To legitimize austerity as an unquestionable necessity, use every opportunity to create the impression that Quebec is a fiscal basket case. Try citing a few decontextualized statistics about Quebec’s debt and deficit. A favourite is the debt/GDP ratio. This ratio compares government’s debt to the size of their economy.

Pay close attention to this next part. There are different ways to cite debt/GDP, and one looks much worse than the other. Choose the “gross” debt/GDP number, which is 55%.

The gross debt statistic ignores the fact that governments have assets as well as liabilities. If the government’s assets are subtracted from its gross debt/GPP, you get their “accumulated deficit” of 35.2% of GDP. This number sounds more manageable and thus should be ignored.
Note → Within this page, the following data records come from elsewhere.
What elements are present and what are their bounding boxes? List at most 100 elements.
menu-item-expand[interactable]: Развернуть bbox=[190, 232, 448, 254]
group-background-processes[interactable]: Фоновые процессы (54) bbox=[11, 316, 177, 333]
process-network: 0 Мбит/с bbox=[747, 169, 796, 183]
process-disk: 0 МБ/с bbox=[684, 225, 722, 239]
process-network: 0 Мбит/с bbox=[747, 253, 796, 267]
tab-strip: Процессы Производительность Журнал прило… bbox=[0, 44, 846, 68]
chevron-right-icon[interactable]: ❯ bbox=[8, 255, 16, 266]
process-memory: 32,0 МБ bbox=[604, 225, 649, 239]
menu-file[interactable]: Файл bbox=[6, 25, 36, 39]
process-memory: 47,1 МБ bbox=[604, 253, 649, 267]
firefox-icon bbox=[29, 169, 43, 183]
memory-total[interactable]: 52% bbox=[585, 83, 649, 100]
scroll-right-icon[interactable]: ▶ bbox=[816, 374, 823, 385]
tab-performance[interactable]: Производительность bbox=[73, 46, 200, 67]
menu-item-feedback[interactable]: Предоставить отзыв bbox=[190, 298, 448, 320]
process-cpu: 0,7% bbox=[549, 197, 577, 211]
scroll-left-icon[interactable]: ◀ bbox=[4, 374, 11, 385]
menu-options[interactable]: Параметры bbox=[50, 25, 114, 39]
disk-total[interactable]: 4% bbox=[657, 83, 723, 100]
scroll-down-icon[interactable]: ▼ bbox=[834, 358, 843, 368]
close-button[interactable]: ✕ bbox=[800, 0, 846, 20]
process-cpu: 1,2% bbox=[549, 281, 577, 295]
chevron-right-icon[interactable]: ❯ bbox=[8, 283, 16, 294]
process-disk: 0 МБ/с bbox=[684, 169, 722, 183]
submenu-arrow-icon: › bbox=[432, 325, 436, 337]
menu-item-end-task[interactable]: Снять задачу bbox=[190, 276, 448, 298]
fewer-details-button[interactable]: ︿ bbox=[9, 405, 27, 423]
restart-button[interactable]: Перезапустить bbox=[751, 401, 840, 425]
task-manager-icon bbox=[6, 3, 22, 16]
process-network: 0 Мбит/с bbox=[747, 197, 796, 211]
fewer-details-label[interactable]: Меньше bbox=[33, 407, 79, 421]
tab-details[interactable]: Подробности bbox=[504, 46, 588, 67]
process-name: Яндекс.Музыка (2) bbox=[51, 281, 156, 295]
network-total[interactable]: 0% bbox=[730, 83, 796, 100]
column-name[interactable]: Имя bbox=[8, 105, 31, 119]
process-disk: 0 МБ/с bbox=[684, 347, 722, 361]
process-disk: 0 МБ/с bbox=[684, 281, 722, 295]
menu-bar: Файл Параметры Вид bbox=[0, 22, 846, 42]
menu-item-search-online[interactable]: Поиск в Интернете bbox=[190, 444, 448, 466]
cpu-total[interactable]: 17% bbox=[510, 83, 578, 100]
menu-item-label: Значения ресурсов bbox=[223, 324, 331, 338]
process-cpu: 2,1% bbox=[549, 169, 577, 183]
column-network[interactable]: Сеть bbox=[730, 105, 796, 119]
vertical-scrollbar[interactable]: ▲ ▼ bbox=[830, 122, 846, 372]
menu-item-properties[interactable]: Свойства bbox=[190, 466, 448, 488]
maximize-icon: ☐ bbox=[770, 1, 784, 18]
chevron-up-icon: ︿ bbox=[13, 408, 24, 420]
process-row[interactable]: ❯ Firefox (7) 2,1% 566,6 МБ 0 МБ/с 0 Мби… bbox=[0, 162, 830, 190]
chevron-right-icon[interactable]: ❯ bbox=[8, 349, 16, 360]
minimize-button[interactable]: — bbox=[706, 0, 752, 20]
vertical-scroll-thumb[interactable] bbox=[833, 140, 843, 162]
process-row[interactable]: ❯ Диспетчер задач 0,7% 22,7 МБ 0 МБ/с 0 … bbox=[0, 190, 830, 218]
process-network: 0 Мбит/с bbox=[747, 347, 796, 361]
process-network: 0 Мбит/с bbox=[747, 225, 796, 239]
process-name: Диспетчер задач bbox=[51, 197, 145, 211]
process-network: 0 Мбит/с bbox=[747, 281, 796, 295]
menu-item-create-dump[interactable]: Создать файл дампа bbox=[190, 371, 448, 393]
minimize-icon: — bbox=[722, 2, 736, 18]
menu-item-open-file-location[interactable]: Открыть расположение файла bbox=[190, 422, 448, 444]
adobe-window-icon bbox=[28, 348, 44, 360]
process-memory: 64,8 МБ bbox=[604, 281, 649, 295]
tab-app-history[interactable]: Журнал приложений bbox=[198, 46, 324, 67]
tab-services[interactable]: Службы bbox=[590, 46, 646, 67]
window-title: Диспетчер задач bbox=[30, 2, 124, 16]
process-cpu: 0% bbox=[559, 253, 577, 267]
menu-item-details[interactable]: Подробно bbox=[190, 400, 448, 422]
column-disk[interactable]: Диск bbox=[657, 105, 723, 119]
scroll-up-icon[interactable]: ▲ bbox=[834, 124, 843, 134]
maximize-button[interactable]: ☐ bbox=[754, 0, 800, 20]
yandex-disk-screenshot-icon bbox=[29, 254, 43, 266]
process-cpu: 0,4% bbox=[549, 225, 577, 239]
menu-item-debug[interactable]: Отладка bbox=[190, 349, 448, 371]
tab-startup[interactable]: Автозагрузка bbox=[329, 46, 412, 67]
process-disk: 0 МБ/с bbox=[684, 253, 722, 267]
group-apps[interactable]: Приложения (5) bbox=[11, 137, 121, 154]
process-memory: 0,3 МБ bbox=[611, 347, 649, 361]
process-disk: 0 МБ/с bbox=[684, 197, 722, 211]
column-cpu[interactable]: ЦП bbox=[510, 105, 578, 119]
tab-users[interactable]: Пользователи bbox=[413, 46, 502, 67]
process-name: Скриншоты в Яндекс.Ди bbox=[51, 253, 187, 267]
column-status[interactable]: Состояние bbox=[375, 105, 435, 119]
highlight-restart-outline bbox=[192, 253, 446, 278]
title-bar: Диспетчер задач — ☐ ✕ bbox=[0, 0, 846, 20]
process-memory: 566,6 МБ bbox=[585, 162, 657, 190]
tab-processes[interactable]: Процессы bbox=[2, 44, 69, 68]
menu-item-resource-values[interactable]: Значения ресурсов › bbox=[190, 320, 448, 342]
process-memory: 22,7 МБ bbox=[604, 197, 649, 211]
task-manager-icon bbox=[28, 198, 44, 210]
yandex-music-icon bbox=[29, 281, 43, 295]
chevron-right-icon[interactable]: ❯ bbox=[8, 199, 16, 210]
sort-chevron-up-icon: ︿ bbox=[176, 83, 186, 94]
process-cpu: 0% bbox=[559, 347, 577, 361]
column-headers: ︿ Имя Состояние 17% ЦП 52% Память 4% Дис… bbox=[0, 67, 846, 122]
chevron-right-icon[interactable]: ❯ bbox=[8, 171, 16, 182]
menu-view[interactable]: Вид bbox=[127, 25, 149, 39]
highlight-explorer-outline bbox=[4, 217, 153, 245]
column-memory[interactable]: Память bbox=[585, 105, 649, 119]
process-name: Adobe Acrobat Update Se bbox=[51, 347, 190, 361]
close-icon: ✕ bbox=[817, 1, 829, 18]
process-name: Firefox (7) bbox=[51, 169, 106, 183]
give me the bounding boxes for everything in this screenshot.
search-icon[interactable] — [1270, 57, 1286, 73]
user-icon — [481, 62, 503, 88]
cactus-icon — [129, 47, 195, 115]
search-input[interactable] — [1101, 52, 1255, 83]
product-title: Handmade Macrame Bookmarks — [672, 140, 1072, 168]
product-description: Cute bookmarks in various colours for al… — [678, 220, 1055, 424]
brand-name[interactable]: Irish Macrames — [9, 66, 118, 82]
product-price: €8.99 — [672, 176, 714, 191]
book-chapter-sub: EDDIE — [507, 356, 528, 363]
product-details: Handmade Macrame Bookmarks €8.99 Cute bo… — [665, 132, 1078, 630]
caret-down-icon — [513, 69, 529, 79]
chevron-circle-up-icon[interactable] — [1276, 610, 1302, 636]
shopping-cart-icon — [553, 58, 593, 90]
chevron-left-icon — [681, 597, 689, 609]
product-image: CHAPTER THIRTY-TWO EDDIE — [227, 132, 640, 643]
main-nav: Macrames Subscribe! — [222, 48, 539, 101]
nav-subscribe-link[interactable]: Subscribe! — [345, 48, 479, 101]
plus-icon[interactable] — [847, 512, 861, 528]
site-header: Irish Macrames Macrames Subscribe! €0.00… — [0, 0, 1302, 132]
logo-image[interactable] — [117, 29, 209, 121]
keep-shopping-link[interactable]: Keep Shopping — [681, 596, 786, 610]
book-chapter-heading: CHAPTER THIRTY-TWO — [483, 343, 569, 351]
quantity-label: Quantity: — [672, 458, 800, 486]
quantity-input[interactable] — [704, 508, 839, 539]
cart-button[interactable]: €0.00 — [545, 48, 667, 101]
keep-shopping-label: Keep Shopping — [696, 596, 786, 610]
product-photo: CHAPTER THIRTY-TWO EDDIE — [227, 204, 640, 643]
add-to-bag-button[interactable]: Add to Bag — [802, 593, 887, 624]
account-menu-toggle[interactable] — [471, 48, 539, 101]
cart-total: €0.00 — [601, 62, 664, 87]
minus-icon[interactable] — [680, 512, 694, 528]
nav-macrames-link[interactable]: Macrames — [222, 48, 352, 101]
My advice is just to cite the higher debt/GDP statistic, and run for cover. Do not enter into a discussion that may inadvertently encourage your audience to rethink the interpretation of government debt and deficits. Forget anything I ever wrote about neoliberal governments welcoming debt “problems” as the pretext to disentitle citizens.

All kinds of trouble may result if your audience gets distracted by issues that may lead them to question neoliberalism. Before long people may be using concepts that the students popularized. Under no circumstances should you even acknowledge the word “class”. I understand it is difficult to avoid, given the debates ignited in Quebec. But trust me, if you start pondering tuition and the role of government more generally in class terms, you are in trouble.

Good luck to all of you who are shouldering the heavy responsibility of explaining why the protests in Quebec can be dismissed. Admittedly, you will face challenges in this heroic mission. But by all means, persevere! You, too, will experience the rewards of being oblivious to what a whole generation of people is saying loud and clear.